Consider the data sets `"adult.data"`, `"car.data"`, `"hungarian.data"`, `"iris.data"`, `"long-beach-va.data"` and `"switzerland.data"` [@misc_heart_disease_45], [@misc_iris_53], [@misc_adult_2] and [@misc_car_evaluation_19] hosted by [@uci_data]. Read all of these in and store them all as a `list` of `data.frame`s. Call the list `listDfs`.
2.
Here are two lists in R:
```{R, collapse = TRUE}
l1 <- list(first="a", second=1)
l2 <- list(first=c(1,2,3), second = "statistics")
```
a) Make a new `list` that is these two lists above "squished together." It has to be length $4$, and each element is one of the elements of `l1` and `l2`. Call this list `l3`. Make sure to delete all the "tags" or "names" of these four elements.
b) Extract the third element of `l3` as a length one `list` and assign it to the name `l4`.

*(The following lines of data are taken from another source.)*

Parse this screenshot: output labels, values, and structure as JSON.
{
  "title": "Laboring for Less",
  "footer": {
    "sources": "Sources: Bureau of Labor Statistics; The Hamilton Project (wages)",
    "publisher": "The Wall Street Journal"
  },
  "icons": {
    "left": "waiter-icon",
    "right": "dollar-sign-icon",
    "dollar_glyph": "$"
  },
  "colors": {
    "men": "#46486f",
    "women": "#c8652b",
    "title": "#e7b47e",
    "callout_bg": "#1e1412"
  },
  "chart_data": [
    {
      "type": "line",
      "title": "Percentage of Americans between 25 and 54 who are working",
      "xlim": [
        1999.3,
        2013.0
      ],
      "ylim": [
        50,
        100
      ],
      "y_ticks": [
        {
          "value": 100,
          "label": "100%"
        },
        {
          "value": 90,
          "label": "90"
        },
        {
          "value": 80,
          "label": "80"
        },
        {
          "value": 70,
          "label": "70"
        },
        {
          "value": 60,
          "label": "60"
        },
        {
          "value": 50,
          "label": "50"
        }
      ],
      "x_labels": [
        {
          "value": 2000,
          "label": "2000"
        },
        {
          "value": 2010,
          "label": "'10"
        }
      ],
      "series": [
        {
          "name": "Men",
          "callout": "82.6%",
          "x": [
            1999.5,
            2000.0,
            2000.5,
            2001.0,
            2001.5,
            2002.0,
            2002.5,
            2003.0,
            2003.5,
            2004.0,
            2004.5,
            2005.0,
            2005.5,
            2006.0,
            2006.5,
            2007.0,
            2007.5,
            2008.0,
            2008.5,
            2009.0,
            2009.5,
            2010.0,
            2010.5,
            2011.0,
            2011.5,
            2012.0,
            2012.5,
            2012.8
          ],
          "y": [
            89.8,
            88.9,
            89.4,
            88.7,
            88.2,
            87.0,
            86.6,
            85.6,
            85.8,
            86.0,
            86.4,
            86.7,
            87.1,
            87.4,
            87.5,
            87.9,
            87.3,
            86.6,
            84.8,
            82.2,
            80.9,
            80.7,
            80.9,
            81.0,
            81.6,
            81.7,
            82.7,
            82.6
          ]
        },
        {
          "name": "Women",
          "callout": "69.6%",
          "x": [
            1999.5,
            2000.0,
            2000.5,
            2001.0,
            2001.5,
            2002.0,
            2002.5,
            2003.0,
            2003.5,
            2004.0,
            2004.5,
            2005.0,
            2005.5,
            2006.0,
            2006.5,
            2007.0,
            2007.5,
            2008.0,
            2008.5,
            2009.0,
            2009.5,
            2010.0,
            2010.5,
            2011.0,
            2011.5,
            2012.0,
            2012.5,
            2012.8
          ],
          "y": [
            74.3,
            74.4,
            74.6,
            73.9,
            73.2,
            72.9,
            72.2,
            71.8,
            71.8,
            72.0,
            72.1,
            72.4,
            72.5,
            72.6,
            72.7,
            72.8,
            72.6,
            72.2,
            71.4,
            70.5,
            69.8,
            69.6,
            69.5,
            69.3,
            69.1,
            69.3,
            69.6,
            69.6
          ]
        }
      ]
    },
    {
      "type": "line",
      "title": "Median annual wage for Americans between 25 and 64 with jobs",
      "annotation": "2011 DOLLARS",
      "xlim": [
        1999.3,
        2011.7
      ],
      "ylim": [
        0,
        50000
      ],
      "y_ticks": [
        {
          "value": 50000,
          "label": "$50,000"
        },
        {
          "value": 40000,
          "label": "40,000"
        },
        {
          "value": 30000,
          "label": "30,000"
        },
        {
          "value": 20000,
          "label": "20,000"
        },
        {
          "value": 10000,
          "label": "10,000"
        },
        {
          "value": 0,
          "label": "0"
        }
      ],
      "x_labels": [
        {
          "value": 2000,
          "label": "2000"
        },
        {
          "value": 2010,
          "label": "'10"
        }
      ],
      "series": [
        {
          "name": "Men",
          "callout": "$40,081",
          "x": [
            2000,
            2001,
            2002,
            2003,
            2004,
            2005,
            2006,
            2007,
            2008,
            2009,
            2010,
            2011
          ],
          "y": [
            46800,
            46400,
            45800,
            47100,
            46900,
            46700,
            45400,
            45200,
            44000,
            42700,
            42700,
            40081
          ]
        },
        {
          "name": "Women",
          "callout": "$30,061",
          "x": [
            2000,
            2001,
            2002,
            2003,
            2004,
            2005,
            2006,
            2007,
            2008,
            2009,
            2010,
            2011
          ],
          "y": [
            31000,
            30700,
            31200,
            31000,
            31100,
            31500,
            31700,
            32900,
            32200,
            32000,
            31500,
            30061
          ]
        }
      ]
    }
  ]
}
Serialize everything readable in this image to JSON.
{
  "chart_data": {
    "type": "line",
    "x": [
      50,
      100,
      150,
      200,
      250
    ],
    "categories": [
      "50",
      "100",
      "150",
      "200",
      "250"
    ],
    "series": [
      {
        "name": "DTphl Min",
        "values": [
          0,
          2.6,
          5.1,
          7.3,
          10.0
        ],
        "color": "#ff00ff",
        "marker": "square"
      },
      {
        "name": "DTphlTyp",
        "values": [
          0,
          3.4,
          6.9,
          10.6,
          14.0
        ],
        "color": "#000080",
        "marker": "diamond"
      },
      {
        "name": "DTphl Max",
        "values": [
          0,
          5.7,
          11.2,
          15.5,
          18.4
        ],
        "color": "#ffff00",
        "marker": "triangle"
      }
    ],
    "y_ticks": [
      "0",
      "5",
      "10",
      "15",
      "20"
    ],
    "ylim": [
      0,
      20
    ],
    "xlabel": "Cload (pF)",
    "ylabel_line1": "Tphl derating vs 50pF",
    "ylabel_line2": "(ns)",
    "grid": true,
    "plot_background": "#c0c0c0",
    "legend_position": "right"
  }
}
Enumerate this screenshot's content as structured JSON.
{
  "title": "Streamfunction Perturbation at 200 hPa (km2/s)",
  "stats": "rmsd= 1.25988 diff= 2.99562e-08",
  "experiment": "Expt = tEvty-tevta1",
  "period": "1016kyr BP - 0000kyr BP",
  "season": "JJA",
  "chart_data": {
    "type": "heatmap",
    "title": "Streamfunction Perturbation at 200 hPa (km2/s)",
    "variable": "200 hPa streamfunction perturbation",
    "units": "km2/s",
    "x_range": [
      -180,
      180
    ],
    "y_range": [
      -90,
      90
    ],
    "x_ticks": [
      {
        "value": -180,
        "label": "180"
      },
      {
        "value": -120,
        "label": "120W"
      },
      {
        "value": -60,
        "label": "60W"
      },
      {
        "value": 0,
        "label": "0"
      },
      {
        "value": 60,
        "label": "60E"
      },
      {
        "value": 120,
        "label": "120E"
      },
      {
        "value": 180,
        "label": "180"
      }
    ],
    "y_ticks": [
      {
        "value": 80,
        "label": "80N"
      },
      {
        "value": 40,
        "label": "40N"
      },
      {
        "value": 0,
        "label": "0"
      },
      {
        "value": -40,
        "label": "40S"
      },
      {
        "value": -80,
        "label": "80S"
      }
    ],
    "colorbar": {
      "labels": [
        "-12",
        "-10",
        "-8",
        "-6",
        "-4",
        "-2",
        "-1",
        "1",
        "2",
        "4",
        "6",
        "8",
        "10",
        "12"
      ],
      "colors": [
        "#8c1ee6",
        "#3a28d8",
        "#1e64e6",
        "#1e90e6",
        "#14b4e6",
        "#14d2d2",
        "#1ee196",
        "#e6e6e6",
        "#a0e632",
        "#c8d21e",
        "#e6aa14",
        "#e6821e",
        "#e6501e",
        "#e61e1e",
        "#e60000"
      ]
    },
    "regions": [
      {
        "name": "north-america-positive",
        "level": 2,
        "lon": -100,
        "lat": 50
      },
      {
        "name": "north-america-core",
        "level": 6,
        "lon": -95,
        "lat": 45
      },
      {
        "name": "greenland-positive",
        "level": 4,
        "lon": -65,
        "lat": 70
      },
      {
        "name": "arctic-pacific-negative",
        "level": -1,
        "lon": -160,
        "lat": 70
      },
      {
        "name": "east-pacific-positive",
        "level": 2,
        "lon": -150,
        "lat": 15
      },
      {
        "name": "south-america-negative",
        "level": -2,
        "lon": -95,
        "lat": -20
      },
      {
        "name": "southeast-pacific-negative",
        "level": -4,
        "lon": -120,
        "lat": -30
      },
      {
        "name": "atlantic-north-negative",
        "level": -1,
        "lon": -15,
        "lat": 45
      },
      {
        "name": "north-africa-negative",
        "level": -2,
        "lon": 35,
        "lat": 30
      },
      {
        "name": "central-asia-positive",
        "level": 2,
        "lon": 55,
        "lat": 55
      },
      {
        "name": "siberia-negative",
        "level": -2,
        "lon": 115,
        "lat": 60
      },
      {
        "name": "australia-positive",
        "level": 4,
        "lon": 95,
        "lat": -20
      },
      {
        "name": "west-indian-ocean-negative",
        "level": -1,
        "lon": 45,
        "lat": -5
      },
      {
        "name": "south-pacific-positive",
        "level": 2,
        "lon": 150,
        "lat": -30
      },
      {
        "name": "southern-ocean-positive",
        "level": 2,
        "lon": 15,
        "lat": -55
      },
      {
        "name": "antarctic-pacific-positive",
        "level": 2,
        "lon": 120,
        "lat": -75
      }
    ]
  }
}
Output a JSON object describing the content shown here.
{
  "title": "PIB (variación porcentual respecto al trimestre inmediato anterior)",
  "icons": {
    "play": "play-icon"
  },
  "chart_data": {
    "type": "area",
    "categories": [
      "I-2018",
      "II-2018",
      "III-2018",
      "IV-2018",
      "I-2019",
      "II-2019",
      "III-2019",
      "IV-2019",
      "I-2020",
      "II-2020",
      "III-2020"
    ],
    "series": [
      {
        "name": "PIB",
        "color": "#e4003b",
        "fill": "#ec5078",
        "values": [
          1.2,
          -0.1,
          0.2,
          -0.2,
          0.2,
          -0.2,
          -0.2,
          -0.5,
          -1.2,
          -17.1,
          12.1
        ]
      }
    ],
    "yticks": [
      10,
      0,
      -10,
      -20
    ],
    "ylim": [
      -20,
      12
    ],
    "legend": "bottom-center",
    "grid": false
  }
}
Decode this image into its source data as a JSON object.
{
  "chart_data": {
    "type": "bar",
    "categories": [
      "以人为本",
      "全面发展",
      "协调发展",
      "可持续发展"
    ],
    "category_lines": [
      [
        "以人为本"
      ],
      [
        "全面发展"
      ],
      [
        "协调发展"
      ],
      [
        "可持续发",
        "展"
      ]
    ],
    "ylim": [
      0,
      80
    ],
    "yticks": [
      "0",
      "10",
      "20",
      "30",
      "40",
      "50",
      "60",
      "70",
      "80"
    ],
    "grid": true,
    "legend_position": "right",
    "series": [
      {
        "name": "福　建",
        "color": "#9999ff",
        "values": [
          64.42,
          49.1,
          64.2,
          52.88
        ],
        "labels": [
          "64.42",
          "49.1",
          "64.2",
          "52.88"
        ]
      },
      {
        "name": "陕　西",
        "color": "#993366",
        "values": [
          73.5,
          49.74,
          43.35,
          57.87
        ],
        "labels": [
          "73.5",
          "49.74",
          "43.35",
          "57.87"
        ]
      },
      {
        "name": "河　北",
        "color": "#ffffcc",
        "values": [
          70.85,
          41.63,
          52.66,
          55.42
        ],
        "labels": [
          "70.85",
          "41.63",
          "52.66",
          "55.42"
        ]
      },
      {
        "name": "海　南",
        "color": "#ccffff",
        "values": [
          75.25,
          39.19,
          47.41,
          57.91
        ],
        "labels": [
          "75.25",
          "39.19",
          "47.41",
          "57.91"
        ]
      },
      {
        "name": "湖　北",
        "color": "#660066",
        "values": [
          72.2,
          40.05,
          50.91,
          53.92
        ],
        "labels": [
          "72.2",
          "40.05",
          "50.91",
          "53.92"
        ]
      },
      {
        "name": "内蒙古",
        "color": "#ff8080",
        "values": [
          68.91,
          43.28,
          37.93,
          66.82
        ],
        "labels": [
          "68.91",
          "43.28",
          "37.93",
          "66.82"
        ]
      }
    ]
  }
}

c) Extract the third element of `l3` as a `vector` and assign it to the name `v1`.
### Python Questions
1.
Read in `car.data` with `pd.read_csv()`, and use a `DataFrame` method to convert that to a `dict`. Store your answer as `car_dict`.
2.
Here are two `dict`s in Python:
```{python, collapse = TRUE}
d1 = { "first" : "a", "second" : 1}
d2 = { "first" : [1,2,3], "second" : "statistics"}
```
a) Make a new `list` that is these two `dict`s above "squished together" (why can't it be another `dict`?) It has to be length $4$, and each value is one of the values of $d1$ and $d2$. Call this list `my_list`.
b) Use a list comprehension to create a list called `special_list` of all numbers starting from zero, up to (and including) one million, but don't include numbers that are divisible by any prime number less than seven.
c) Assign the average of all elements in the above list to the variable `special_ave`.